Geçmiş zamanda yurtiçi seyahatleri çok revaçtaydı. Seyahat aracı olarak en çok kullanılan ise otobüstü. Zaten Anadolu’nun birçok yerinde henüz havaalanı yoktu. Zaman kazanmak açısından yola gece çıkılır, ertesi gün öğleye yakın istenilen yere varılırdı. Otobüs yolculuğunu severim. Başta ikram edilen kolonyadan kurtulduğumuz sürece gayet mutluydum. Her ortamda kolayca uyuyabildiğim için sorun çıkmazdı. Minik bir yastığı cama dayar, başımı yaslamamla birlikte renkli rüyalara dalardım. Uykumun en tatlı yerinde muavinin ‘cırtlak’ sesiyle koltuktan sıçrardım. “Falanca tesislerine varmış bulunuyoruz, on beş dakika ihtiyaç molası…” Dışarının ayazına çıktığımızda ilk aklıma gelen sıcak bir çaydı.
Ardından hareketsizlikten şişen ayakların kendine gelmesi için sınırlı alanda seri adımlarla yürürdük.
İhtiyaç durumu ise gecenin en trajik noktasıydı. Her ne kadar burnumu kapasam da mide özsuyunun yukarı çıktığını hisseder, tuvalet kapısına varmadan geri dönerdim.

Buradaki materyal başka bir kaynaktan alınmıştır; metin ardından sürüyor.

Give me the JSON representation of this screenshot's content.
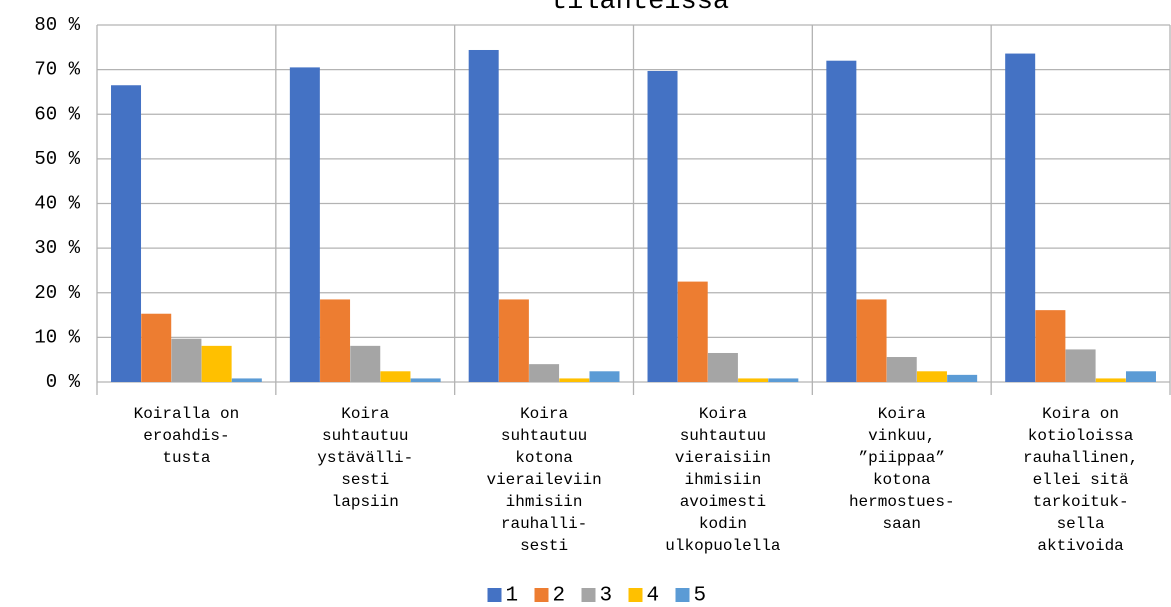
{
  "chart_data": {
    "type": "bar",
    "title": "tilanteissa",
    "categories": [
      [
        "Koiralla on",
        "eroahdis-",
        "tusta"
      ],
      [
        "Koira",
        "suhtautuu",
        "ystävälli-",
        "sesti",
        "lapsiin"
      ],
      [
        "Koira",
        "suhtautuu",
        "kotona",
        "vieraileviin",
        "ihmisiin",
        "rauhalli-",
        "sesti"
      ],
      [
        "Koira",
        "suhtautuu",
        "vieraisiin",
        "ihmisiin",
        "avoimesti",
        "kodin",
        "ulkopuolella"
      ],
      [
        "Koira",
        "vinkuu,",
        "”piippaa”",
        "kotona",
        "hermostues-",
        "saan"
      ],
      [
        "Koira on",
        "kotioloissa",
        "rauhallinen,",
        "ellei sitä",
        "tarkoituk-",
        "sella",
        "aktivoida"
      ]
    ],
    "series": [
      {
        "name": "1",
        "color": "#4472c4",
        "values": [
          66.5,
          70.5,
          74.4,
          69.7,
          72.0,
          73.6
        ]
      },
      {
        "name": "2",
        "color": "#ed7d31",
        "values": [
          15.3,
          18.5,
          18.5,
          22.5,
          18.5,
          16.1
        ]
      },
      {
        "name": "3",
        "color": "#a5a5a5",
        "values": [
          9.7,
          8.1,
          4.0,
          6.5,
          5.6,
          7.3
        ]
      },
      {
        "name": "4",
        "color": "#ffc000",
        "values": [
          8.1,
          2.4,
          0.8,
          0.8,
          2.4,
          0.8
        ]
      },
      {
        "name": "5",
        "color": "#5b9bd5",
        "values": [
          0.8,
          0.8,
          2.4,
          0.8,
          1.6,
          2.4
        ]
      }
    ],
    "ylim": [
      0,
      80
    ],
    "yticks": [
      {
        "value": 0,
        "label": "0 %"
      },
      {
        "value": 10,
        "label": "10 %"
      },
      {
        "value": 20,
        "label": "20 %"
      },
      {
        "value": 30,
        "label": "30 %"
      },
      {
        "value": 40,
        "label": "40 %"
      },
      {
        "value": 50,
        "label": "50 %"
      },
      {
        "value": 60,
        "label": "60 %"
      },
      {
        "value": 70,
        "label": "70 %"
      },
      {
        "value": 80,
        "label": "80 %"
      }
    ],
    "grid": true,
    "legend": "bottom"
  }
}
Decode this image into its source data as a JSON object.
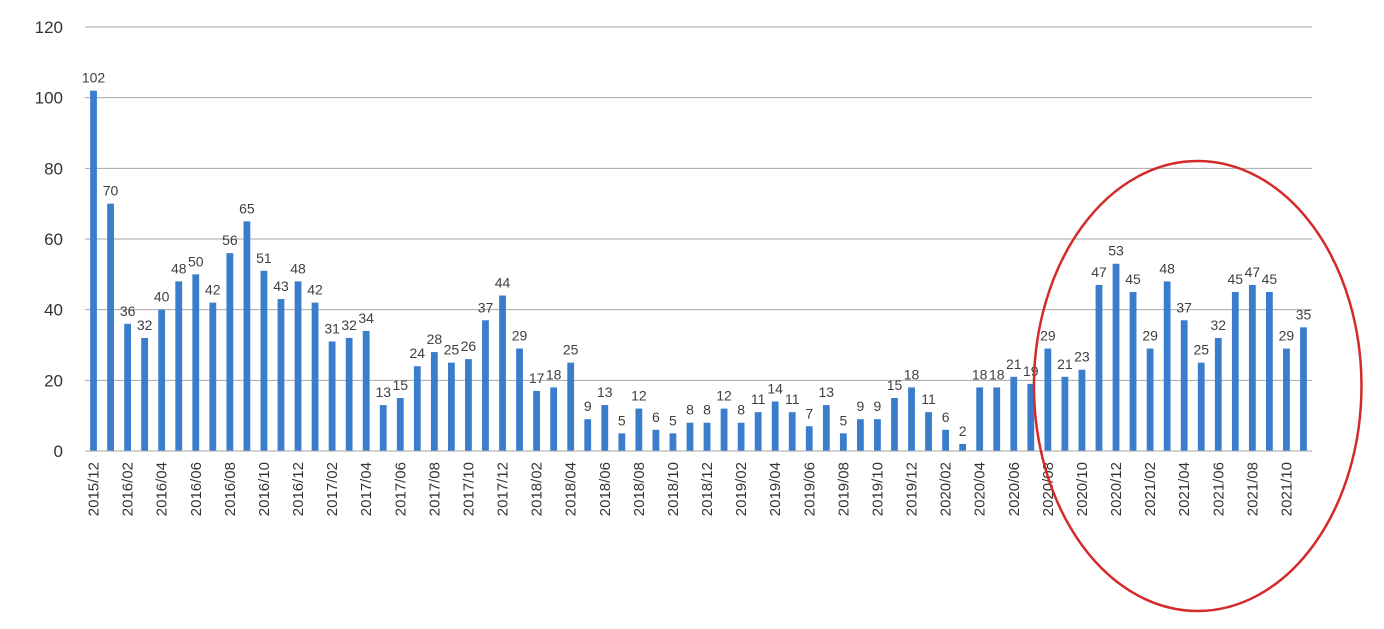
{
  "chart_data": {
    "type": "bar",
    "categories": [
      "2015/12",
      "2016/01",
      "2016/02",
      "2016/03",
      "2016/04",
      "2016/05",
      "2016/06",
      "2016/07",
      "2016/08",
      "2016/09",
      "2016/10",
      "2016/11",
      "2016/12",
      "2017/01",
      "2017/02",
      "2017/03",
      "2017/04",
      "2017/05",
      "2017/06",
      "2017/07",
      "2017/08",
      "2017/09",
      "2017/10",
      "2017/11",
      "2017/12",
      "2018/01",
      "2018/02",
      "2018/03",
      "2018/04",
      "2018/05",
      "2018/06",
      "2018/07",
      "2018/08",
      "2018/09",
      "2018/10",
      "2018/11",
      "2018/12",
      "2019/01",
      "2019/02",
      "2019/03",
      "2019/04",
      "2019/05",
      "2019/06",
      "2019/07",
      "2019/08",
      "2019/09",
      "2019/10",
      "2019/11",
      "2019/12",
      "2020/01",
      "2020/02",
      "2020/03",
      "2020/04",
      "2020/05",
      "2020/06",
      "2020/07",
      "2020/08",
      "2020/09",
      "2020/10",
      "2020/11",
      "2020/12",
      "2021/01",
      "2021/02",
      "2021/03",
      "2021/04",
      "2021/05",
      "2021/06",
      "2021/07",
      "2021/08",
      "2021/09",
      "2021/10",
      "2021/11"
    ],
    "tick_labels": [
      "2015/12",
      "2016/02",
      "2016/04",
      "2016/06",
      "2016/08",
      "2016/10",
      "2016/12",
      "2017/02",
      "2017/04",
      "2017/06",
      "2017/08",
      "2017/10",
      "2017/12",
      "2018/02",
      "2018/04",
      "2018/06",
      "2018/08",
      "2018/10",
      "2018/12",
      "2019/02",
      "2019/04",
      "2019/06",
      "2019/08",
      "2019/10",
      "2019/12",
      "2020/02",
      "2020/04",
      "2020/06",
      "2020/08",
      "2020/10",
      "2020/12",
      "2021/02",
      "2021/04",
      "2021/06",
      "2021/08",
      "2021/10"
    ],
    "values": [
      102,
      70,
      36,
      32,
      40,
      48,
      50,
      42,
      56,
      65,
      51,
      43,
      48,
      42,
      31,
      32,
      34,
      13,
      15,
      24,
      28,
      25,
      26,
      37,
      44,
      29,
      17,
      18,
      25,
      9,
      13,
      5,
      12,
      6,
      5,
      8,
      8,
      12,
      8,
      11,
      14,
      11,
      7,
      13,
      5,
      9,
      9,
      15,
      18,
      11,
      6,
      2,
      18,
      18,
      21,
      19,
      29,
      21,
      23,
      47,
      53,
      45,
      29,
      48,
      37,
      25,
      32,
      45,
      47,
      45,
      29,
      35
    ],
    "ylim": [
      0,
      120
    ],
    "yticks": [
      "0",
      "20",
      "40",
      "60",
      "80",
      "100",
      "120"
    ],
    "grid": true,
    "legend": "none",
    "bar_color": "#3a7dcc",
    "grid_color": "#a6a6a6",
    "label_color": "#404040",
    "highlight": {
      "shape": "ellipse",
      "color": "#d42a2a",
      "covers_categories": [
        "2020/10",
        "2021/11"
      ]
    }
  }
}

Bu senaryo, gece boyunca verilen her molada tekrar ederdi.
Bir keresinde ‘rekor’a yaklaşıp böbreklerim sinyal vermeye başlayınca, eşim ilk durakta nöbet tutarak beni çalılarla baş başa bıraktı.
***
Kış aylarında da seyahat ettik. Onun da tadı başkaydı. Ancak bir keresinde yollar buz tutmuş, bindiğimiz araba vapuru karaya varmakta zorlanmıştı. Eve vardığımızda oldukça merakta kalan büyüklerimiz “hoş geldiniz”den sonra “Oturun oturduğunuz yerde, zamanı geldiğinde uçakla gidersiniz tatile” demişlerdi.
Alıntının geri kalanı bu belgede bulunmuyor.